After mobilization to the site, a survey was performed to document the existing conditions and establish control points for site layout. Access roads and work zones were established, and erosion and sediment controls measures were installed.
Once the required erosion and sediment controls were in place and the perimeter air monitoring units were set up, Sevenson began to strip and stockpile existing topsoil within the site contract limits using bulldozers and excavators. In the majority of the areas that required excavation and cover, Sevenson was require to utilize low ground clearance equipment in order to stay within the specified guidelines of the high voltage proximity act, due to the limited overhead clearance from the high voltage transmission lines. This mainly consisted of large bulldozers pushing topsoil and slag from beneath the confines of the overhead transmission lines where an excavator could load off-road haulers for transportation to specified areas for consolidation.
Sevenson excavated material from two wetland areas and created three habitat islands immediately south of OU1. The area was difficult to access from within the contract limits. In an effort to reduce the disturbance to existing wetlands, Sevenson established access agreements with neighboring property owners which allowed access to perform the wetland work from the northern and southern properties.
As the slag was excavated to the design grades, Sevenson obtained survey verification shots and initiated the placement of common borrow that was both salvaged from an onsite source and imported from an off-site source. The common borrow was placed in two 9-inch lifts and each lift was compacted to a minimum 90% standard proctor verified by a third party compaction technician using a nuclear density gauge.

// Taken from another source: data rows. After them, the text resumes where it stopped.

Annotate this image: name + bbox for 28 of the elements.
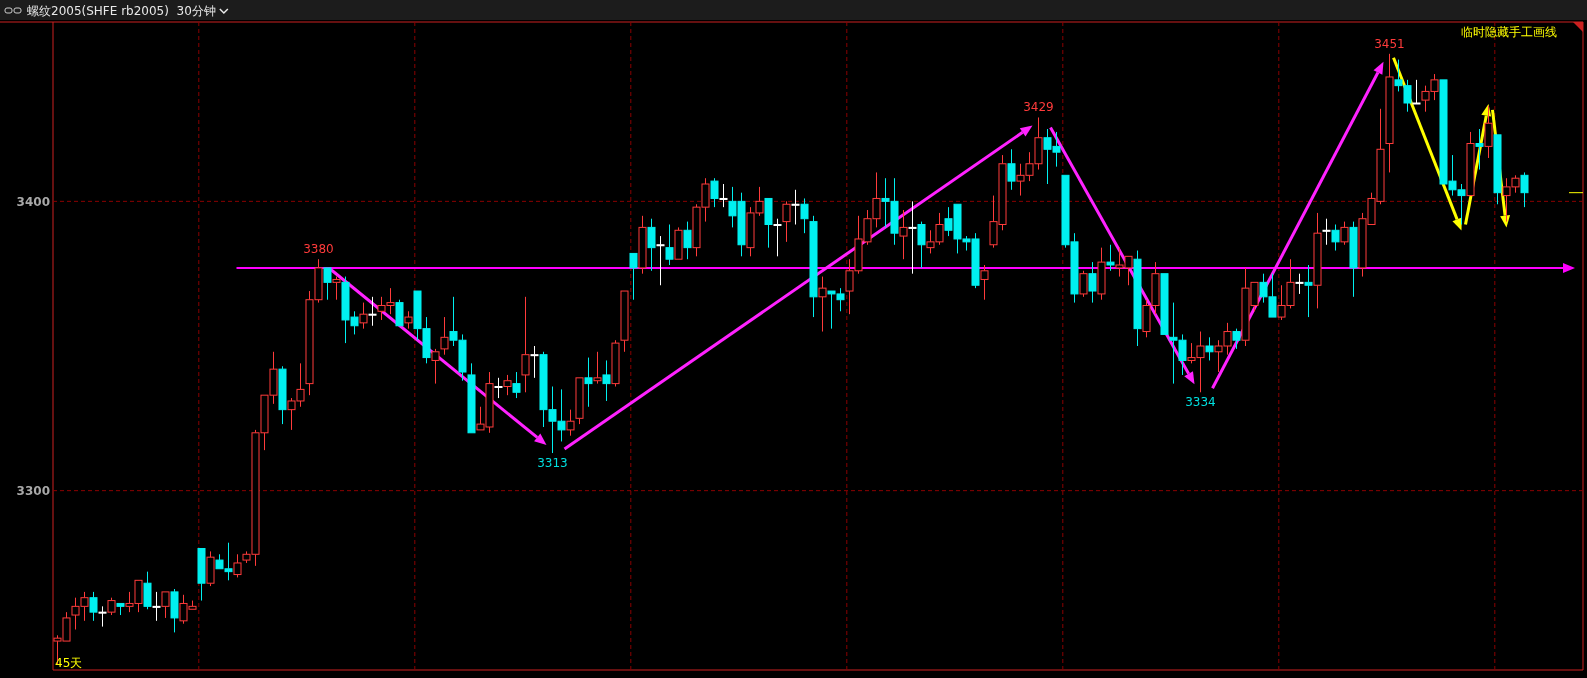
- candlestick: [1385, 53, 1394, 173]
- candlestick: [791, 189, 800, 225]
- annotation: 45天: [55, 656, 83, 670]
- candlestick: [782, 200, 791, 243]
- y-tick-label: 3300: [16, 483, 50, 498]
- candlestick: [908, 200, 917, 275]
- candlestick: [593, 351, 602, 385]
- candlestick: [152, 591, 161, 622]
- annotation: 临时隐藏手工画线: [1461, 25, 1557, 39]
- candlestick: [899, 209, 908, 260]
- candlestick: [1475, 128, 1484, 171]
- candlestick: [1313, 212, 1322, 309]
- candlestick: [800, 197, 809, 234]
- annotation: 3451: [1374, 36, 1405, 51]
- chart-title: 螺纹2005(SHFE rb2005) 30分钟: [27, 4, 216, 18]
- annotation: 3380: [303, 242, 334, 257]
- annotation: 3334: [1185, 395, 1216, 410]
- candlestick: [1520, 171, 1529, 208]
- annotation: 3429: [1023, 100, 1054, 115]
- candlestick: [584, 357, 593, 408]
- annotation: 3313: [537, 456, 568, 471]
- candlestick: [1088, 261, 1097, 304]
- candlestick: [521, 296, 530, 393]
- candlestick: [1484, 105, 1493, 159]
- candlestick: [602, 359, 611, 402]
- candlestick: [1304, 264, 1313, 318]
- y-tick-label: 3400: [16, 194, 50, 209]
- candlestick: [1322, 218, 1331, 246]
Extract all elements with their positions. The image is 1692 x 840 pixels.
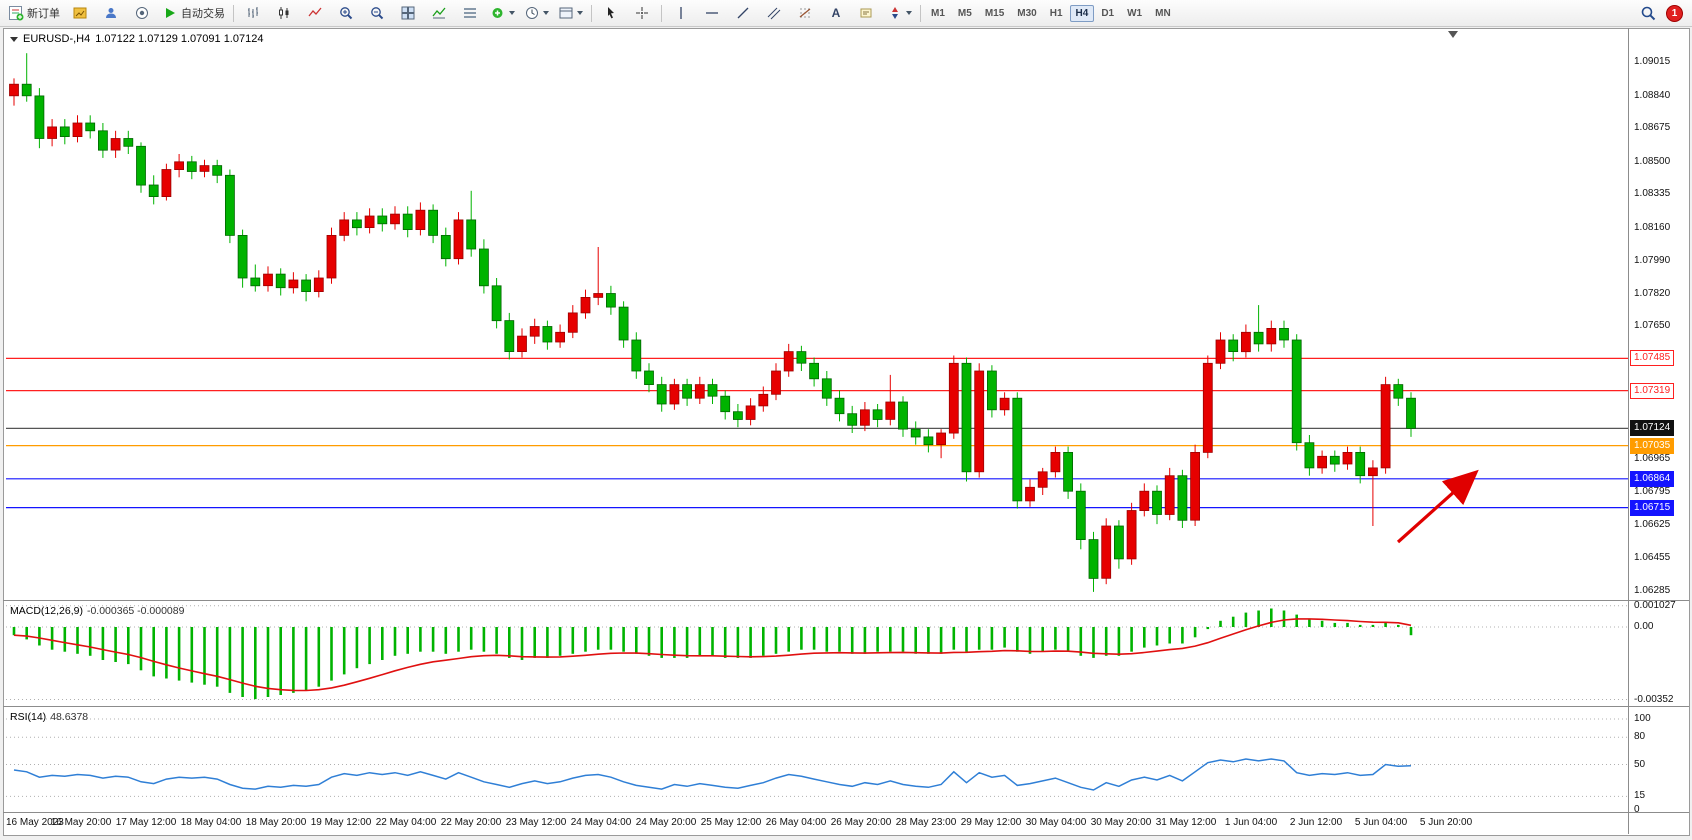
fibonacci-tool[interactable] (790, 1, 820, 25)
toolbar-separator (591, 4, 592, 22)
fibonacci-icon (799, 8, 811, 18)
cursor-icon (608, 7, 614, 19)
tile-windows-icon (401, 6, 415, 20)
channel-tool[interactable] (759, 1, 789, 25)
data-window-button[interactable] (96, 1, 126, 25)
zoom-in-button[interactable] (331, 1, 361, 25)
periods-dropdown[interactable] (520, 1, 553, 25)
timeframe-button-w1[interactable]: W1 (1127, 7, 1143, 19)
trendline-icon (737, 7, 749, 19)
bar-chart-button[interactable] (238, 1, 268, 25)
vertical-line-icon (680, 7, 682, 19)
notification-badge[interactable]: 1 (1666, 4, 1683, 22)
candlestick-chart-icon (279, 7, 289, 19)
candlestick-chart-button[interactable] (269, 1, 299, 25)
toolbar-separator (233, 4, 234, 22)
line-chart-button[interactable] (300, 1, 330, 25)
autotrade-button[interactable]: 自动交易 (158, 1, 229, 25)
add-indicator-icon (492, 8, 503, 18)
strategy-tester-button[interactable] (127, 1, 157, 25)
text-label-icon (860, 8, 872, 18)
toolbar-separator (920, 4, 921, 22)
crosshair-icon (636, 7, 648, 19)
timeframe-button-h1[interactable]: H1 (1049, 7, 1063, 19)
text-tool-label: A (831, 6, 841, 20)
timeframe-button-m5[interactable]: M5 (957, 7, 972, 19)
timeframe-button-m1[interactable]: M1 (931, 7, 945, 19)
timeframe-button-h4[interactable]: H4 (1069, 4, 1095, 22)
clock-icon (526, 7, 538, 19)
vertical-line-tool[interactable] (666, 1, 696, 25)
objects-list-button[interactable] (455, 1, 485, 25)
zoom-in-icon (340, 7, 353, 20)
horizontal-line-icon (706, 12, 718, 14)
timeframe-button-mn[interactable]: MN (1155, 7, 1171, 19)
dropdown-caret-icon (509, 11, 515, 15)
templates-dropdown[interactable] (554, 1, 587, 25)
dropdown-caret-icon (577, 11, 583, 15)
cursor-button[interactable] (596, 1, 626, 25)
text-label-tool[interactable] (852, 1, 882, 25)
new-order-label: 新订单 (27, 8, 60, 20)
market-watch-icon (73, 7, 87, 19)
indicators-button[interactable] (424, 1, 454, 25)
bar-chart-icon (248, 7, 258, 18)
add-indicator-dropdown[interactable] (486, 1, 519, 25)
timeframe-button-m30[interactable]: M30 (1017, 7, 1037, 19)
chart-window[interactable] (3, 28, 1690, 836)
timeframe-button-d1[interactable]: D1 (1101, 7, 1115, 19)
new-order-icon (9, 6, 24, 21)
dropdown-caret-icon (543, 11, 549, 15)
notification-count: 1 (1671, 7, 1678, 19)
indicators-icon (432, 7, 446, 19)
template-icon (559, 7, 573, 19)
horizontal-line-tool[interactable] (697, 1, 727, 25)
trendline-tool[interactable] (728, 1, 758, 25)
timeframe-button-m15[interactable]: M15 (984, 7, 1005, 19)
strategy-tester-icon (136, 7, 148, 19)
autotrade-play-icon (166, 8, 175, 18)
channel-icon (767, 7, 781, 20)
line-chart-icon (308, 7, 322, 17)
zoom-out-button[interactable] (362, 1, 392, 25)
tile-windows-button[interactable] (393, 1, 423, 25)
text-tool[interactable]: A (821, 1, 851, 25)
objects-list-icon (464, 8, 476, 18)
new-order-button[interactable]: 新订单 (4, 1, 64, 25)
toolbar: 新订单 自动交易 (0, 0, 1692, 27)
toolbar-separator (661, 4, 662, 22)
timeframe-group: M1 M5 M15 M30 H1 H4 D1 W1 MN (925, 4, 1177, 22)
data-window-icon (106, 8, 116, 18)
toolbar-right: 1 (1640, 4, 1688, 22)
arrows-dropdown[interactable] (883, 1, 916, 25)
search-icon[interactable] (1640, 5, 1657, 22)
zoom-out-icon (371, 7, 384, 20)
autotrade-label: 自动交易 (181, 8, 225, 20)
dropdown-caret-icon (906, 11, 912, 15)
arrows-icon (892, 7, 898, 19)
market-watch-button[interactable] (65, 1, 95, 25)
crosshair-button[interactable] (627, 1, 657, 25)
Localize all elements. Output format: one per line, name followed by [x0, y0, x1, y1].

As drainage swales were excavated and low-lying areas were created, a geosynthetic clay liner (GCL) was installed over a 6-inch bedding layer material. GCL collars were heat seamed around transmission tower bases to create a seal. Drainage geocomposite was placed above the GCL beneath the soil cover on the upland permanent access road.
Site restoration included the installation of a 6-inch topsoil cover placed over the 18-inches of common borrow as well as a 6-foot chain link fence and barb wire properly grounding in accordance with National Grid’s transmission standards.